Prima di iniziare a parlare dei Black And Blue Radio e del debutto sulla lunga distanza “This Order”, uscito lo scorso 27 ottobre, vorrei porre l’accento sul fatto che ti sei attorniato di qualche musicista metal per la lavorazione dell’album. Che contaminazione, vero?

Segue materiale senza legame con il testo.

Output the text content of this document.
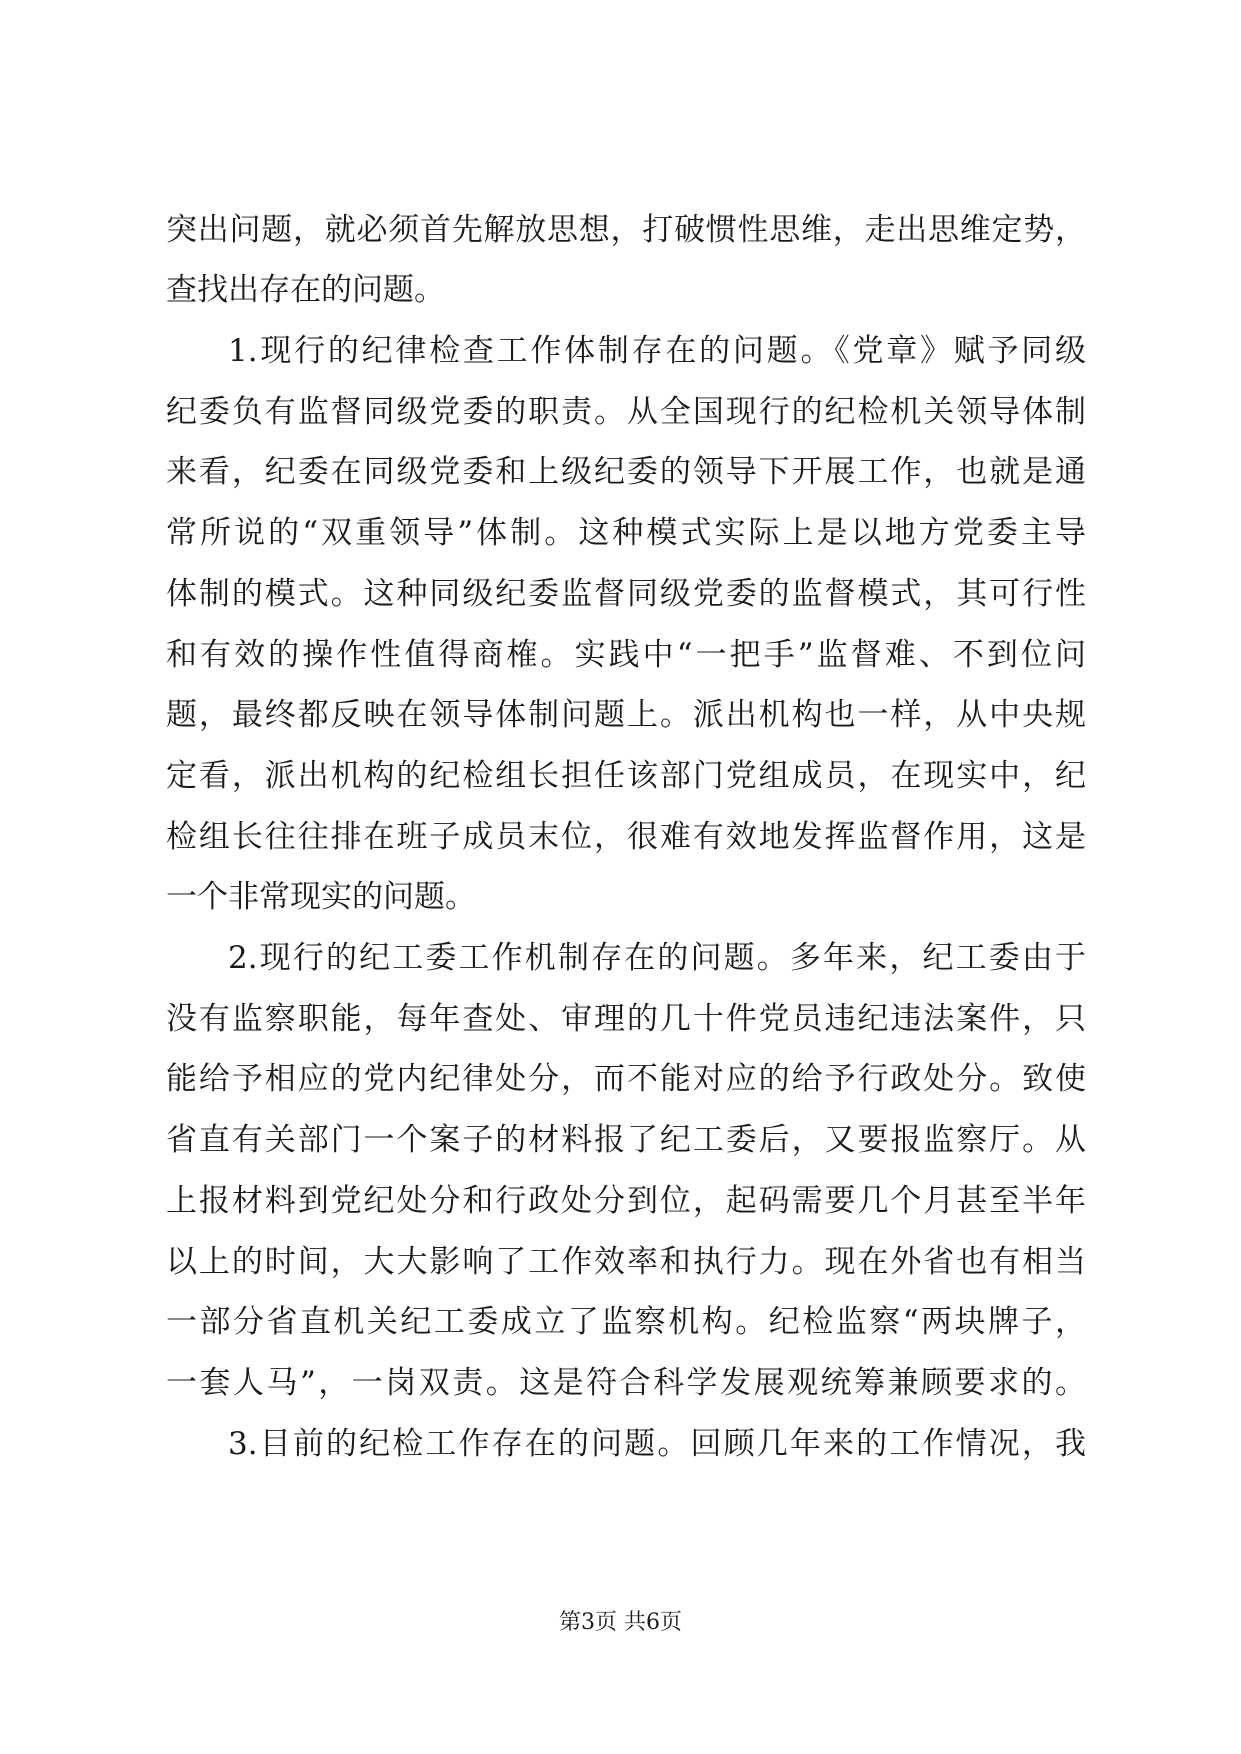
突出问题，就必须首先解放思想，打破惯性思维，走出思维定势，
查找出存在的问题。
1.现行的纪律检查工作体制存在的问题。《党章》赋予同级
纪委负有监督同级党委的职责。从全国现行的纪检机关领导体制
来看，纪委在同级党委和上级纪委的领导下开展工作，也就是通
常所说的“双重领导”体制。这种模式实际上是以地方党委主导
体制的模式。这种同级纪委监督同级党委的监督模式，其可行性
和有效的操作性值得商榷。实践中“一把手”监督难、不到位问
题，最终都反映在领导体制问题上。派出机构也一样，从中央规
定看，派出机构的纪检组长担任该部门党组成员，在现实中，纪
检组长往往排在班子成员末位，很难有效地发挥监督作用，这是
一个非常现实的问题。
2.现行的纪工委工作机制存在的问题。多年来，纪工委由于
没有监察职能，每年查处、审理的几十件党员违纪违法案件，只
能给予相应的党内纪律处分，而不能对应的给予行政处分。致使
省直有关部门一个案子的材料报了纪工委后，又要报监察厅。从
上报材料到党纪处分和行政处分到位，起码需要几个月甚至半年
以上的时间，大大影响了工作效率和执行力。现在外省也有相当
一部分省直机关纪工委成立了监察机构。纪检监察“两块牌子，
一套人马”，一岗双责。这是符合科学发展观统筹兼顾要求的。
3.目前的纪检工作存在的问题。回顾几年来的工作情况，我
第3页 共6页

Sì, ho il chitarrista che suona con me, e che ha prodotto una parte dell’album, ovvero Joey Tassello, che fa parte di una cover band dei Pantera, oltre ad avere un gruppo, i Five Ways To Nowhere, che fanno metal davvero pesante e vanno in giro per tutta Europa. Quando lui suona con me, mi piace questa contaminazione e sentire un pochino di metal nel folk e nel blues. Adoro i contrasti. Certo, i Black And Blue Radio sono io, non c’è dubbio. Tuttavia, mi piace chiamarlo progetto perché posso coinvolgere più persone. Se fosse una band, sarebbe diverso. Invece, così, ho il chitarrista metal, poi, quando sono a Roma, ne ho uno che suona in una delle cover band più importanti dei cartoni animati Disney. Sono sempre le mie canzoni, ma c’è un altro stile e per questo non mi piace definirlo gruppo in senso stretto.

Né gruppo, ma forse neanche one man band a questo punto.

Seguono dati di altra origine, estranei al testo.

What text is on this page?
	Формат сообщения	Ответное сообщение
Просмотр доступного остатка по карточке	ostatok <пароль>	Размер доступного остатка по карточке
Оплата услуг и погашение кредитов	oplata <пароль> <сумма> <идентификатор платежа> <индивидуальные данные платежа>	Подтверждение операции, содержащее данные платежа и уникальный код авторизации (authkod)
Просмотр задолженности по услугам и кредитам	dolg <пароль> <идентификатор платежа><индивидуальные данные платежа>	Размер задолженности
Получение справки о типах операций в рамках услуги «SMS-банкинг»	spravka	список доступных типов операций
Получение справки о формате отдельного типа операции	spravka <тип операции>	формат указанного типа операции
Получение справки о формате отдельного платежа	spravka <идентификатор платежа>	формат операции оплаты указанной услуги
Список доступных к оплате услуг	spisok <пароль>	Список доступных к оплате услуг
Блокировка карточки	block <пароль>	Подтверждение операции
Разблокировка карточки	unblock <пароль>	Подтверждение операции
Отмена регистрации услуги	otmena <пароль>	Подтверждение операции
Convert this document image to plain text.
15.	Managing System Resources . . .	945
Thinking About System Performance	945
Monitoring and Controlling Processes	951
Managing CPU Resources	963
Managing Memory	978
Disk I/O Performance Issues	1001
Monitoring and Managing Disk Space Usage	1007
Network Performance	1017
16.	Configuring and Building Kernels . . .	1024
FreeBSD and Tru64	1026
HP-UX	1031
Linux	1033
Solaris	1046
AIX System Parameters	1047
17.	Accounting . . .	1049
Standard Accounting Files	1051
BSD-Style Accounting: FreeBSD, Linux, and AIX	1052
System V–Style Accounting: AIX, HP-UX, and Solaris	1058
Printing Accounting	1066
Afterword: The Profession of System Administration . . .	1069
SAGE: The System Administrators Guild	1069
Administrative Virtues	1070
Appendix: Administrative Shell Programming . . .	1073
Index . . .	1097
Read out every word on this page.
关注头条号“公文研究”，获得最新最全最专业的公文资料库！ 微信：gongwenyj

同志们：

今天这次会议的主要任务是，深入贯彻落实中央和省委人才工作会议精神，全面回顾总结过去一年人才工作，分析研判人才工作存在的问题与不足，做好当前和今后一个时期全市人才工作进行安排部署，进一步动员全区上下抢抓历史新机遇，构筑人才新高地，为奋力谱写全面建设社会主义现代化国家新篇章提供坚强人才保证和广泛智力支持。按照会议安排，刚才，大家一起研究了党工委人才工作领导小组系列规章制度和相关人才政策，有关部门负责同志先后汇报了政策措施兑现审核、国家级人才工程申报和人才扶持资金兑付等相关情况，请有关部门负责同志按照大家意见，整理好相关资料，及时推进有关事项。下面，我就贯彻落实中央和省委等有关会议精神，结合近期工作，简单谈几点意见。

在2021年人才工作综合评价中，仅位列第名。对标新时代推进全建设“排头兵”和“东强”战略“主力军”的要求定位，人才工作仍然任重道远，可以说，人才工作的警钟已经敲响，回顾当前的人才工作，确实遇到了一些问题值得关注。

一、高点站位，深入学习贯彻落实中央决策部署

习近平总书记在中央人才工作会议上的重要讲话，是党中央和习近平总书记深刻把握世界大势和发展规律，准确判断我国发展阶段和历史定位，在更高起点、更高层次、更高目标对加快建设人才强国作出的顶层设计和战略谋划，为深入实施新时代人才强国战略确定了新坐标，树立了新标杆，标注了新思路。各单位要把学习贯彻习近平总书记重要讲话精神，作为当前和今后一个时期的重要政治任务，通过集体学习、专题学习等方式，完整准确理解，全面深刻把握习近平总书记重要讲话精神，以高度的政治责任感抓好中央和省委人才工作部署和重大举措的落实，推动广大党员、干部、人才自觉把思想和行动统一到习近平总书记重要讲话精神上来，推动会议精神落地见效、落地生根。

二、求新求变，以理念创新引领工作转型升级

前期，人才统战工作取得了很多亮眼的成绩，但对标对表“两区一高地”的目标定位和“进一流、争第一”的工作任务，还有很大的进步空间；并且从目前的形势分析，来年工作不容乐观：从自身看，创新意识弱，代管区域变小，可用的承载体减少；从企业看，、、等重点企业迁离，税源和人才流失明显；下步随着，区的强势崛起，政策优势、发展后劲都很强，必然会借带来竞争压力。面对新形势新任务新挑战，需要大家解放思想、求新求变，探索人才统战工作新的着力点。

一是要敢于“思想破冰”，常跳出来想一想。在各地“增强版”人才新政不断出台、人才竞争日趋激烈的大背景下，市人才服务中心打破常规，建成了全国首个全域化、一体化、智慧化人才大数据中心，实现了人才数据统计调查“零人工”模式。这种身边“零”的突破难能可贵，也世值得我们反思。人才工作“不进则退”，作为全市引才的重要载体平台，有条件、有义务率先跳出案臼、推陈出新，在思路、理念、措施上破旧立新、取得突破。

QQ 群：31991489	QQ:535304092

Ma guarda, qualche settimana fa ero a Berlino a suonare, però ero da solo, con chitarra acustica e armonica. I Black And Blue Radio sono sia una one man band sia un collettivo che a volte va verso il metal, a volte più verso il pop. Venerdì scorso, ad esempio, abbiamo avuto una serata acustica ed eravamo in due. Comunque, i pezzi sono sempre quelli, ma c’è un mood sempre differente e questa cosa è cool, almeno secondo me. Questo approccio sempre diverso ti fa vivere la canzone mille volte di più. Anche perché, poi, il pubblico con cui ti interfacci cambia continuamente.

Davide, tu sei doppiatore di professione, anche piuttosto noto nell’ambiente. Quando è nata l’idea di intraprendere una seconda carriera da musicista?

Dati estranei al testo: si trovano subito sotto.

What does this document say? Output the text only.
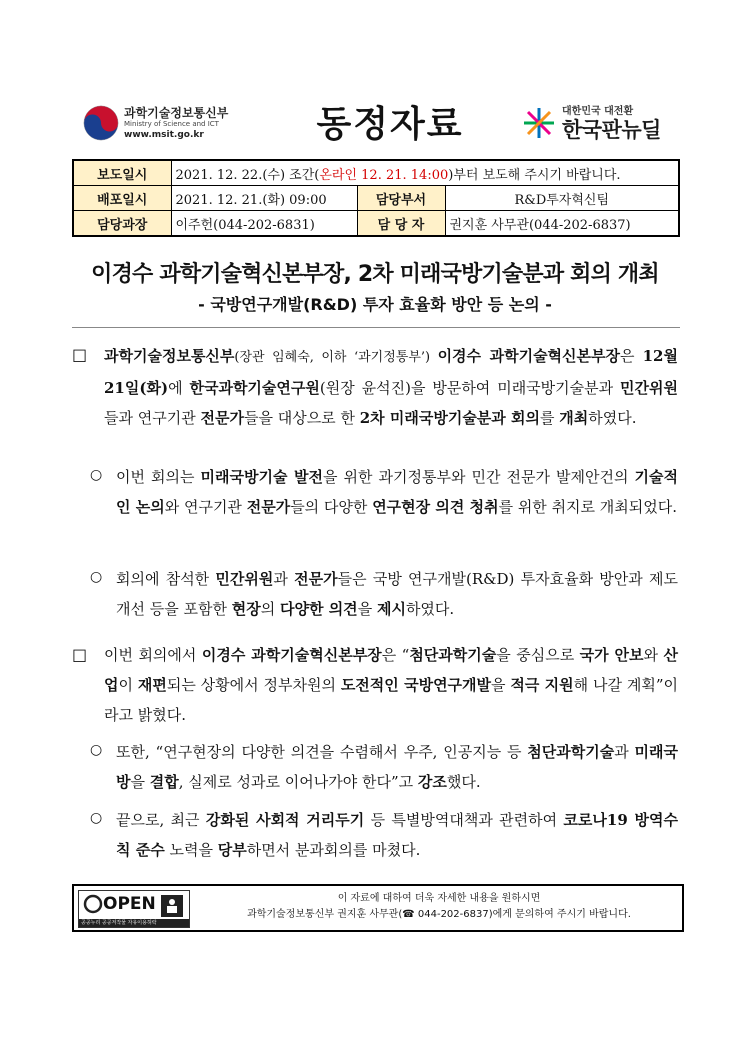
과학기술정보통신부
Ministry of Science and ICT
www.msit.go.kr	동정자료	대한민국 대전환
한국판뉴딜
보도일시	2021. 12. 22.(수) 조간(온라인 12. 21. 14:00)부터 보도해 주시기 바랍니다.		
배포일시	2021. 12. 21.(화) 09:00	담당부서	R&D투자혁신팀
담당과장	이주헌(044-202-6831)	담 당 자	권지훈 사무관(044-202-6837)
이경수 과학기술혁신본부장, 2차 미래국방기술분과 회의 개최
- 국방연구개발(R&D) 투자 효율화 방안 등 논의 -
□ 과학기술정보통신부(장관 임혜숙, 이하 ‘과기정통부’) 이경수 과학기술혁신본부장은 12월 21일(화)에 한국과학기술연구원(원장 윤석진)을 방문하여 미래국방기술분과 민간위원들과 연구기관 전문가들을 대상으로 한 2차 미래국방기술분과 회의를 개최하였다.

○ 이번 회의는 미래국방기술 발전을 위한 과기정통부와 민간 전문가 발제안건의 기술적인 논의와 연구기관 전문가들의 다양한 연구현장 의견 청취를 위한 취지로 개최되었다.

○ 회의에 참석한 민간위원과 전문가들은 국방 연구개발(R&D) 투자효율화 방안과 제도개선 등을 포함한 현장의 다양한 의견을 제시하였다.

□ 이번 회의에서 이경수 과학기술혁신본부장은 “첨단과학기술을 중심으로 국가 안보와 산업이 재편되는 상황에서 정부차원의 도전적인 국방연구개발을 적극 지원해 나갈 계획”이라고 밝혔다.

○ 또한, “연구현장의 다양한 의견을 수렴해서 우주, 인공지능 등 첨단과학기술과 미래국방을 결합, 실제로 성과로 이어나가야 한다”고 강조했다.

○ 끝으로, 최근 강화된 사회적 거리두기 등 특별방역대책과 관련하여 코로나19 방역수칙 준수 노력을 당부하면서 분과회의를 마쳤다.

OPEN
공공누리 공공저작물 자유이용허락
이 자료에 대하여 더욱 자세한 내용을 원하시면
과학기술정보통신부 권지훈 사무관(☎ 044-202-6837)에게 문의하여 주시기 바랍니다.
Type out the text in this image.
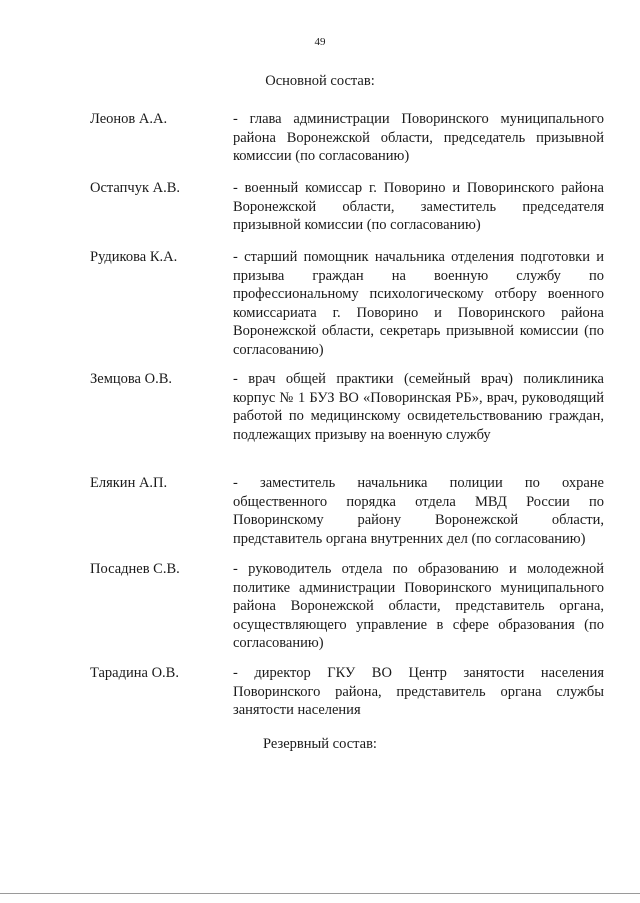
49
Основной состав:
Леонов А.А.	- глава администрации Поворинского муниципального района Воронежской области, председатель призывной комиссии (по согласованию)
Остапчук А.В.	- военный комиссар г. Поворино и Поворинского района Воронежской области, заместитель председателя призывной комиссии (по согласованию)
Рудикова К.А.	- старший помощник начальника отделения подготовки и призыва граждан на военную службу по профессиональному психологическому отбору военного комиссариата г. Поворино и Поворинского района Воронежской области, секретарь призывной комиссии (по согласованию)
Земцова О.В.	- врач общей практики (семейный врач) поликлиника корпус № 1 БУЗ ВО «Поворинская РБ», врач, руководящий работой по медицинскому освидетельствованию граждан, подлежащих призыву на военную службу
Елякин А.П.	- заместитель начальника полиции по охране общественного порядка отдела МВД России по Поворинскому району Воронежской области, представитель органа внутренних дел (по согласованию)
Посаднев С.В.	- руководитель отдела по образованию и молодежной политике администрации Поворинского муниципального района Воронежской области, представитель органа, осуществляющего управление в сфере образования (по согласованию)
Тарадина О.В.	- директор ГКУ ВО Центр занятости населения Поворинского района, представитель органа службы занятости населения
Резервный состав:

Allora, guarda, io sono sempre stato molto appassionato di musica perché avevo mio zio che è stato uno dei dj più importanti a livello locale. Quindi, sin da piccolo, ascoltavo tantissima musica, però, per mille motivi, non mai avuto la possibilità di suonare. Ho fatto il dj in un gruppo rap per un certo periodo, poi ho scoperto che mi piacevano Bob Dylan, Neil Young, Johnny Cash  e artisti simili e, di conseguenza, ho cominciato a imparare a suonare la chitarra e l’armonica da autodidatta. Mi piace tantissimo suonare da solo e approcciarmi al pubblico con chitarra e voce. Tuttavia, avere un collettivo mi permette di imparare, perché comunque la maggior parte delle volte suonano con me dei musicisti straordinari, che sono anche miei amici tra l’altro, e questa cosa comunque migliora il prodotto finale. Essendo autodidatta e non un musicista di professione, magari conosco quattro accordi, ma se chiamo un chitarrista che sta in tournée per sei mesi durante l’anno in tutta Europa e viene a suonare con me, ho solo da imparare e le mie canzoni, i miei live, i miei dischi, ne risentono al meglio. Se hai a che fare con gente più brava, fondamentalmente non devi fare niente, è una paraculata (ride, n.d.r.).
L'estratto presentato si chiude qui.